Die Heimarbeit von Onkel Walter

Hagen

Mitglied
Die Heimarbeit von Onkel Walter

Als Kinder gingen wir gerne zu ‘Onkel Walter‘, weil er immer so interessante Geschichten aus dem Krieg, der mittlerweile fast zehn Jahre zurück lag, erzählte.
Onkel Walter war damals für die Heizung eines für meine damaligen Begriffe großen Hauses zuständig. Mehrmals täglich musste Kohle in den riesigen Schlund der Heizungsanlage geschippt werden. Das Feuer durfte niemals ausgehen, denn die Frau des Kommerzienrats von links unten hatte es stets mit den Bronchien und starkes Rheuma. Auf Grund dieser hohen Verantwortung hatte Onkel Walter, der Hausmeister, sich einen Tisch und ein paar Hocker in den Vorraum der Heizanlage gestellt und verrichtete dort nebenbei Heimarbeiten der verschiedensten Art ohne die Heizanlage aus den Augen zu lassen. Kugelschreiber, die gerade erfunden waren, zusammen bauen und Blaublättchen in Quittungsblöckchen legen war recht anspruchslos; - aber Zahnpastatuben zuschrauben; - das bedeutete eine hohe Verantwortung!
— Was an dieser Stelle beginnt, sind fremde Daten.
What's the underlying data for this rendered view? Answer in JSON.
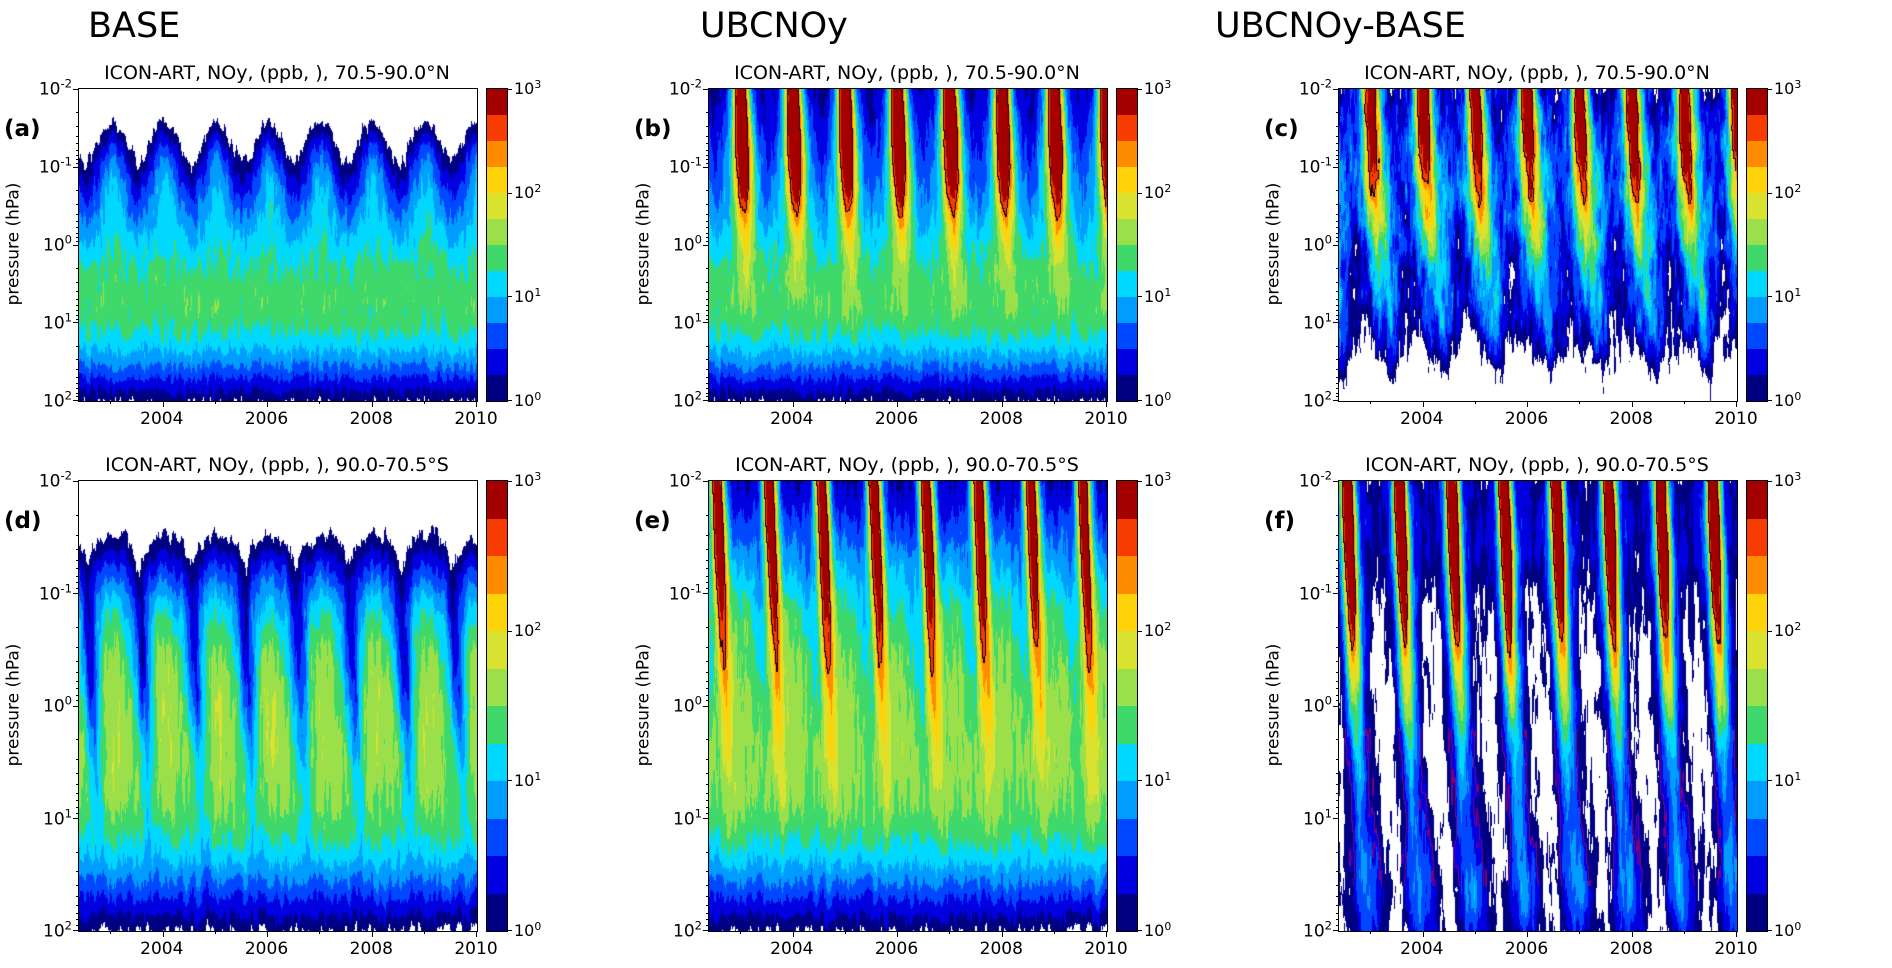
{
  "figure": {
    "columns": [
      "BASE",
      "UBCNOy",
      "UBCNOy-BASE"
    ]
  },
  "chart_data": {
    "type": "heatmap",
    "title": "ICON-ART simulated NOy (ppb) time-pressure sections over the polar caps: BASE run, UBCNOy run, and their difference",
    "x": {
      "label": "year",
      "range": [
        2002.4,
        2010.0
      ],
      "major_ticks": [
        "2004",
        "2006",
        "2008",
        "2010"
      ],
      "minor_tick_years": [
        2003,
        2005,
        2007,
        2009
      ]
    },
    "y": {
      "label": "pressure (hPa)",
      "scale": "log",
      "top_hpa": 0.01,
      "bottom_hpa": 100,
      "tick_exponents": [
        -2,
        -1,
        0,
        1,
        2
      ]
    },
    "colorbar": {
      "scale": "log",
      "units": "ppb",
      "min": 1,
      "max": 1000,
      "tick_exponents_top_to_bottom": [
        3,
        2,
        1,
        0
      ],
      "level_step_log10": 0.25,
      "colors": [
        "#000082",
        "#0000e0",
        "#0048ff",
        "#009cff",
        "#00d8ff",
        "#3fd96b",
        "#9be04a",
        "#d9e22f",
        "#ffd30a",
        "#ff8c00",
        "#f63c00",
        "#a50000"
      ]
    },
    "panels": [
      {
        "letter": "(a)",
        "row": 1,
        "column": "BASE",
        "title": "ICON-ART, NOy, (ppb, ), 70.5-90.0°N",
        "region": "70.5-90.0°N",
        "pattern": "Stratospheric NOy maximum ~15-25 ppb (green) near 3-10 hPa; annual scalloped blue upper boundary: winter NOy of 2-8 ppb reaches up to ~0.05 hPa, summer values <1 ppb (white) down to ~0.3 hPa; values fall to 1-3 ppb near 100 hPa.",
        "field_model": {
          "terms": [
            {
              "type": "gauss_q",
              "amp": 1.42,
              "center": 0.8,
              "width": 1.05
            },
            {
              "type": "gauss_q",
              "amp": -0.75,
              "center": 2.3,
              "width": 0.6
            },
            {
              "type": "gauss_q",
              "amp": -0.95,
              "center": -2.2,
              "width": 0.85
            },
            {
              "type": "pulse",
              "amp": 0.9,
              "phase": 0.0,
              "pw": 0.22,
              "qcenter": -1.05,
              "qwidth": 0.62,
              "tilt": 0.03,
              "qref": -2
            },
            {
              "type": "noise",
              "amp": 0.14,
              "fx": 22,
              "fq": 2.5
            },
            {
              "type": "noise",
              "amp": 0.07,
              "fx": 70,
              "fq": 7
            }
          ],
          "contours": []
        }
      },
      {
        "letter": "(b)",
        "row": 1,
        "column": "UBCNOy",
        "title": "ICON-ART, NOy, (ppb, ), 70.5-90.0°N",
        "region": "70.5-90.0°N",
        "pattern": "Same stratospheric background as BASE plus every winter a mesospheric NOy plume (>100-1000 ppb, orange/red, outlined black contour) descending from 0.01 hPa to ~1 hPa; 1-3 ppb (dark blue) mesosphere between plumes.",
        "field_model": {
          "terms": [
            {
              "type": "gauss_q",
              "amp": 1.42,
              "center": 0.8,
              "width": 1.05
            },
            {
              "type": "gauss_q",
              "amp": -0.75,
              "center": 2.3,
              "width": 0.6
            },
            {
              "type": "gauss_q",
              "amp": -0.38,
              "center": -2.2,
              "width": 0.8
            },
            {
              "type": "gauss_q",
              "amp": 0.5,
              "center": -2.0,
              "width": 0.9
            },
            {
              "type": "pulse",
              "amp": 0.9,
              "phase": 0.0,
              "pw": 0.22,
              "qcenter": -1.05,
              "qwidth": 0.62,
              "tilt": 0.03,
              "qref": -2
            },
            {
              "type": "pulse",
              "amp": 3.1,
              "phase": 0.0,
              "pw": 0.115,
              "qcenter": -2,
              "qwidth": 1.15,
              "tilt": 0.045,
              "qref": -2
            },
            {
              "type": "noise",
              "amp": 0.14,
              "fx": 22,
              "fq": 2.5
            },
            {
              "type": "noise",
              "amp": 0.07,
              "fx": 70,
              "fq": 7
            }
          ],
          "contours": [
            {
              "level": 2.5,
              "color": "#1a001a"
            }
          ]
        }
      },
      {
        "letter": "(c)",
        "row": 1,
        "column": "UBCNOy-BASE",
        "title": "ICON-ART, NOy, (ppb, ), 70.5-90.0°N",
        "region": "70.5-90.0°N",
        "pattern": "Difference field: winter descent plumes of +100-1000 ppb in the mesosphere tapering to +1-10 ppb near 10 hPa; mottled +1-10 ppb in the upper levels; mostly <1 ppb (white) with blue speckles in the lower stratosphere.",
        "field_model": {
          "terms": [
            {
              "type": "const",
              "amp": -0.25
            },
            {
              "type": "gauss_q",
              "amp": 0.55,
              "center": -1.2,
              "width": 0.95
            },
            {
              "type": "gauss_q",
              "amp": 0.25,
              "center": 1.1,
              "width": 0.45
            },
            {
              "type": "gauss_q",
              "amp": -0.5,
              "center": 2.2,
              "width": 0.6
            },
            {
              "type": "pulse",
              "amp": 3.0,
              "phase": 0.0,
              "pw": 0.115,
              "qcenter": -2,
              "qwidth": 1.1,
              "tilt": 0.05,
              "qref": -2
            },
            {
              "type": "pulse",
              "amp": 0.95,
              "phase": 0.0,
              "pw": 0.3,
              "qcenter": -0.2,
              "qwidth": 1.0,
              "tilt": 0.1,
              "qref": -2
            },
            {
              "type": "pulse",
              "amp": 0.5,
              "phase": 0.02,
              "pw": 0.085,
              "qcenter": 0.9,
              "qwidth": 0.8,
              "tilt": 0.12,
              "qref": -2
            },
            {
              "type": "noise",
              "amp": 0.32,
              "fx": 18,
              "fq": 3
            },
            {
              "type": "noise",
              "amp": 0.16,
              "fx": 60,
              "fq": 8
            }
          ],
          "contours": [
            {
              "level": 2.5,
              "color": "#1a001a"
            }
          ]
        }
      },
      {
        "letter": "(d)",
        "row": 2,
        "column": "BASE",
        "title": "ICON-ART, NOy, (ppb, ), 90.0-70.5°S",
        "region": "90.0-70.5°S",
        "pattern": "Antarctic cap: stratospheric maximum ~15-25 ppb; each austral winter a tilted dark-blue tongue of low NOy (1-3 ppb) descends from ~0.05 hPa to ~10 hPa, cutting into the green band; <1 ppb (white) mesosphere.",
        "field_model": {
          "terms": [
            {
              "type": "gauss_q",
              "amp": 1.45,
              "center": 0.85,
              "width": 1.0
            },
            {
              "type": "gauss_q",
              "amp": -0.8,
              "center": 2.3,
              "width": 0.6
            },
            {
              "type": "gauss_q",
              "amp": -1.05,
              "center": -2.1,
              "width": 0.78
            },
            {
              "type": "pulse",
              "amp": 1.15,
              "phase": 0.06,
              "pw": 0.33,
              "qcenter": -0.75,
              "qwidth": 0.78,
              "tilt": 0,
              "qref": -2
            },
            {
              "type": "pulse",
              "amp": 0.5,
              "phase": 0.55,
              "pw": 0.15,
              "qcenter": -1.15,
              "qwidth": 0.45,
              "tilt": 0.09,
              "qref": -1.3
            },
            {
              "type": "pulse",
              "amp": -0.8,
              "phase": 0.55,
              "pw": 0.1,
              "qcenter": -0.25,
              "qwidth": 0.85,
              "tilt": 0.09,
              "qref": -1.3
            },
            {
              "type": "noise",
              "amp": 0.15,
              "fx": 20,
              "fq": 2.5
            },
            {
              "type": "noise",
              "amp": 0.07,
              "fx": 65,
              "fq": 7
            }
          ],
          "contours": [
            {
              "level": 0.22,
              "color": "#2a0a33",
              "qmin": 0.0,
              "qmax": 1.1
            }
          ]
        }
      },
      {
        "letter": "(e)",
        "row": 2,
        "column": "UBCNOy",
        "title": "ICON-ART, NOy, (ppb, ), 90.0-70.5°S",
        "region": "90.0-70.5°S",
        "pattern": "With the NOy upper boundary condition the winter tongues become strong positive plumes: >1000 ppb (dark red) above 0.1 hPa descending as red/orange/yellow sheaths to ~3-10 hPa (black contour around cores); cyan/green background elsewhere.",
        "field_model": {
          "terms": [
            {
              "type": "gauss_q",
              "amp": 1.45,
              "center": 0.85,
              "width": 1.0
            },
            {
              "type": "gauss_q",
              "amp": -0.8,
              "center": 2.3,
              "width": 0.6
            },
            {
              "type": "gauss_q",
              "amp": -0.45,
              "center": -2.1,
              "width": 0.75
            },
            {
              "type": "gauss_q",
              "amp": 0.45,
              "center": -2.0,
              "width": 0.9
            },
            {
              "type": "pulse",
              "amp": 0.9,
              "phase": 0.06,
              "pw": 0.3,
              "qcenter": -0.75,
              "qwidth": 0.75,
              "tilt": 0,
              "qref": -2
            },
            {
              "type": "pulse",
              "amp": 3.2,
              "phase": 0.55,
              "pw": 0.105,
              "qcenter": -2,
              "qwidth": 1.25,
              "tilt": 0.075,
              "qref": -2
            },
            {
              "type": "noise",
              "amp": 0.15,
              "fx": 20,
              "fq": 2.5
            },
            {
              "type": "noise",
              "amp": 0.07,
              "fx": 65,
              "fq": 7
            }
          ],
          "contours": [
            {
              "level": 2.5,
              "color": "#1a001a"
            }
          ]
        }
      },
      {
        "letter": "(f)",
        "row": 2,
        "column": "UBCNOy-BASE",
        "title": "ICON-ART, NOy, (ppb, ), 90.0-70.5°S",
        "region": "90.0-70.5°S",
        "pattern": "Difference field: narrow winter plumes of +100-1000 ppb descending from the mesosphere to ~10 hPa with yellow/green/cyan sheaths (purple contour around lower tongue edges); dark-blue +1-3 ppb blobs near 30-100 hPa after each winter; white (<1 ppb) elsewhere.",
        "field_model": {
          "terms": [
            {
              "type": "const",
              "amp": -0.18
            },
            {
              "type": "gauss_q",
              "amp": 0.4,
              "center": -1.6,
              "width": 0.55
            },
            {
              "type": "pulse",
              "amp": 3.2,
              "phase": 0.55,
              "pw": 0.095,
              "qcenter": -2,
              "qwidth": 1.2,
              "tilt": 0.075,
              "qref": -2
            },
            {
              "type": "pulse",
              "amp": 1.1,
              "phase": 0.55,
              "pw": 0.16,
              "qcenter": -0.3,
              "qwidth": 1.1,
              "tilt": 0.09,
              "qref": -2
            },
            {
              "type": "pulse",
              "amp": 0.8,
              "phase": 0.78,
              "pw": 0.22,
              "qcenter": 1.65,
              "qwidth": 0.45,
              "tilt": 0.05,
              "qref": -2
            },
            {
              "type": "noise",
              "amp": 0.2,
              "fx": 18,
              "fq": 3
            },
            {
              "type": "noise",
              "amp": 0.1,
              "fx": 55,
              "fq": 8
            }
          ],
          "contours": [
            {
              "level": 2.5,
              "color": "#1a001a"
            },
            {
              "level": 0.3,
              "color": "#7a0080",
              "qmin": 0.2,
              "qmax": 1.6
            }
          ]
        }
      }
    ]
  }
}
Die Tuben und die Verschlüsse wurden gesondert angeliefert. Diese noch nicht befüllten Tuben waren in Kartons und die Verschlüsse in Beuteln. Onkel Walter schraubte nun den Verschluss darauf, steckte die Tube mit dem Verschluss nach unten und der Öffnung nach oben und in ein Fach des Kartons. Das sah dann aus, als steckten viele kleine Rohre in den Kartons.
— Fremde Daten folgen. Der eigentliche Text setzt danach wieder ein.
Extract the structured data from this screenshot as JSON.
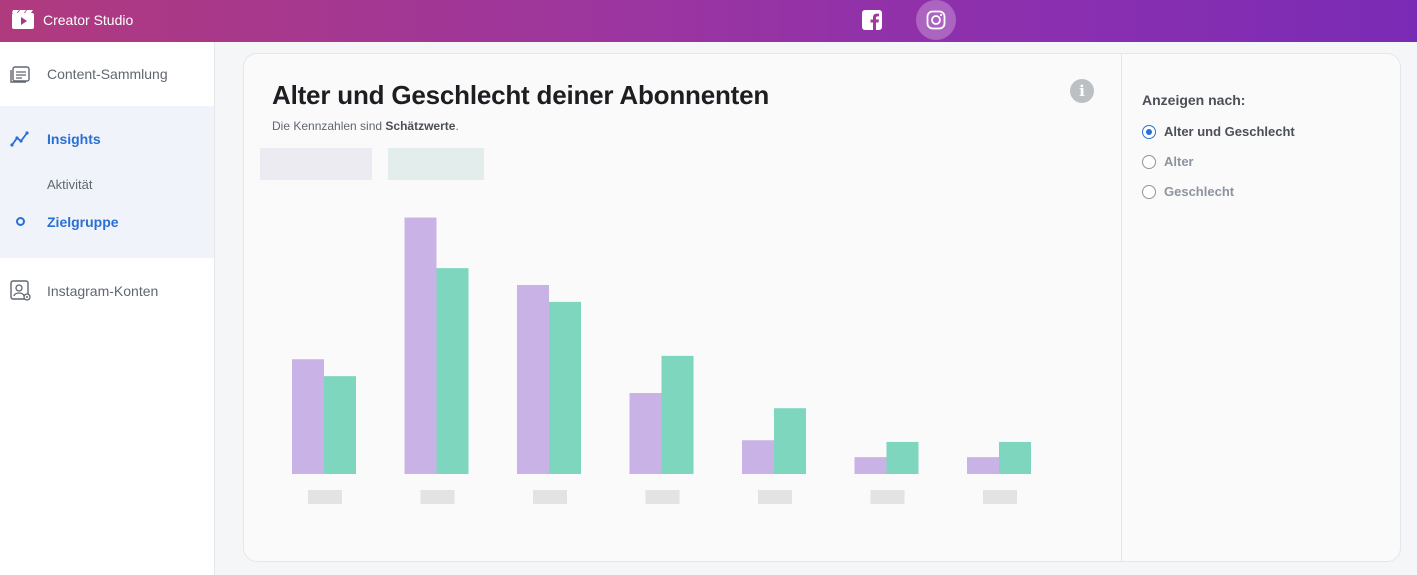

„Wichtig ist“, so erzählte uns Onkel Walter mit bedeutsamem Gesicht, „dass die Tube nicht angedrückt wird und das keine einzige Tube keinen Verschluss hat! Diese Kartons gehen dann in die Maschine. Die Maschine drückt dann die Zahnpasta rein und quetscht sie hinten zu. Nicht auszudenken, wenn irgendwo ein Verschluss fehlt! Dann läuft die Zahnpasta unten wieder raus und verdreckt die ganze Maschine!“
Wir Kinder waren alle schwer beeindruckt, und Onkel Walter fuhr mit einem seiner Kriegserlebnisse fort, während er sorgsam weiter schraubte: „Wir lagen damals in dem Kessel von Falaise. Ich war Ladeschütze in einem Panzerkampfwagen VI „Tiger“. Da kam General Kurt Meyer - der berühmte ‘Panzermeyer‘, aber das könnt ihr ja nicht wissen - zu mir und fragte mich, ob wir in Richtung St. Hilaire durchbrechen sollten … Ja, ja der Panzermeyer hat mich oft um Rat gefragt und wir haben dann in den Gefechtspausen manch Fläschlein miteinander leer gemacht.“
Onkel Walter pflegte an dieser Stelle immer in eine unergründliche Ferne zu blicken und fortzufahren: „In Russland wurde dem Panzermeyer als Obersturmbannführer das Eichenlaub für eine Reihe von verwegenen Angriffsunternehmungen in der Ukraine und auf der Krim verliehen, zu denen ich ihm geraten habe!“
Mit verklärtem Gesicht schaute Onkel Walter in eine unergründliche Ferne und schob eine Zahnpastatube derart in die Schachtel, als lüde er die Kanone eines Panzerkampfwagens VI.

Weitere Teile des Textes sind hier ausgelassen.